United States: Lease Profit-Sharing Provision Unenforceable Condition To Assignment In Bankruptcy

Last Updated: February 2 2018
Article by Isel M. Perez

In Antone Corp. v. Haggen Holdings, LLC (In re Haggen Holdings, LLC), 2017 WL 3730527 (D. Del. Aug. 30, 2017), the U.S. District Court for the District of Delaware considered whether, as part of a bankruptcy asset sale, a chapter 11 debtor could assume and assign a nonresidential real property lease without giving effect to a clause in the lease requiring the debtor to share 50 percent of any net profits realized upon assignment. The district court ruled that, in approving the sale, the bankruptcy court did not err in holding that the profit-sharing provision was unenforceable under section 365(f)(1) of the Bankruptcy Code because it conditioned assignment of the lease.

Section 365(f)(1) and Profit-Sharing Provisions

Under section 365(f)(1), with certain exceptions, a bankruptcy trustee or chapter 11 debtor-in-possession ("DIP") may assign an executory contract or an unexpired lease notwithstanding a provision in the contract or lease or in applicable law that "prohibits, restricts, or conditions" assignment. The purpose of the provision is to maximize the value of a debtor's assets for the benefit of the estate and creditors. See Angelone v. Great Atlantic & Pacific Tea Co., Inc. (In re Great Atlantic & Pacific Tea Co., Inc.), 2016 WL 6084012, *4 (S.D.N.Y. Oct. 17, 2016) (affirming an order invalidating a profit-sharing clause in an assigned lease and stating that section 365(f) is a "powerful tool for advanc[ing] one of the Code's central purposes, the maximization of the value of the bankruptcy estate for the benefit of creditors") (internal quotation marks and citations omitted).

In addition, section 365(f)(3) of the Bankruptcy Code invalidates any provision in an executory contract or unexpired lease assigned by the trustee or DIP that "terminates or modifies, or permits a party other than the debtor to terminate or modify, such contract or lease or a right or obligation under such contract or lease on account of an assignment."

To be unenforceable under section 365(f)(1), a challenged provision does not have to directly prohibit assignment—indirect interference is sufficient.
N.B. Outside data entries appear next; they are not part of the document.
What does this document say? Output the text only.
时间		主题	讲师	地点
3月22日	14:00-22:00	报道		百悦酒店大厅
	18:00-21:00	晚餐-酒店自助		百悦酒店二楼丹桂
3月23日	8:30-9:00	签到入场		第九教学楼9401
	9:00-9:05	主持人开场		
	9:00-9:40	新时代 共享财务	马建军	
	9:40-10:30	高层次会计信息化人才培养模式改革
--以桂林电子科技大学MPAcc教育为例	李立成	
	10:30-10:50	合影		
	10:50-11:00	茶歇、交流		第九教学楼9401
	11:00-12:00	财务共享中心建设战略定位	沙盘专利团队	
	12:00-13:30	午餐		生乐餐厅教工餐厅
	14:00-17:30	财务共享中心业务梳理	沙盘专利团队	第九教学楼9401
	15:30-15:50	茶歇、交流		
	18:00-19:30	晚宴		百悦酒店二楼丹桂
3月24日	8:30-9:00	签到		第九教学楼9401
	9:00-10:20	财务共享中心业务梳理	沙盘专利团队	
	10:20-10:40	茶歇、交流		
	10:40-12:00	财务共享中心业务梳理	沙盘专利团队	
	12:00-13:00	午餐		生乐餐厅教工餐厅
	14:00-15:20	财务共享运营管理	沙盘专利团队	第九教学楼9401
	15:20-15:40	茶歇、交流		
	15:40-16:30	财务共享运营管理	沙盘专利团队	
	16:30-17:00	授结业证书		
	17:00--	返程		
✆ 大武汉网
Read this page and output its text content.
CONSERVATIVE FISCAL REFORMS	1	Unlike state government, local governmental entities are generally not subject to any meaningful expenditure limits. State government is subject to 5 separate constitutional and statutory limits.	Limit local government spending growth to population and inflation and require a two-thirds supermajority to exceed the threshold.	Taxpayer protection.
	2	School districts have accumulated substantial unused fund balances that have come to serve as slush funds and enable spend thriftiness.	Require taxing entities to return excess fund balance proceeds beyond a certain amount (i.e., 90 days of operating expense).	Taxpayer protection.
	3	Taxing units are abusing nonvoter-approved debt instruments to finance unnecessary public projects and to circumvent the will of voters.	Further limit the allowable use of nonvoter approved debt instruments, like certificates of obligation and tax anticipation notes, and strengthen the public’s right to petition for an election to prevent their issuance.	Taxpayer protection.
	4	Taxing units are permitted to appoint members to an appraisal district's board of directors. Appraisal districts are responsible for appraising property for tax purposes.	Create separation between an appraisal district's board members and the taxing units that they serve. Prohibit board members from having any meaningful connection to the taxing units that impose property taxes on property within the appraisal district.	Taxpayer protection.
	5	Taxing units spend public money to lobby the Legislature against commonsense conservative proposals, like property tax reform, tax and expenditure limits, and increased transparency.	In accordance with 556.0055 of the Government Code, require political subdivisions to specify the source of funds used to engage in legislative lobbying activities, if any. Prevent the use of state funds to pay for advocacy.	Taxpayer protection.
For example, many courts have held that a provision in a lease obligating the lessee to share with the landlord any profits realized from assignment is an unenforceable condition which limits "the debtor's ability to realize the full value of its leasehold interest" by requiring payment to one creditor and diminishing distributions to all other creditors. In re Jamesway Corp., 201 B.R. 73, 78 (Bankr. S.D.N.Y. 1996); accord In re Standor Jewelers West, Inc., 129 B.R. 200 (B.A.P. 9th Cir. 1991); Great Atlantic, 2016 WL 6084012, at *6.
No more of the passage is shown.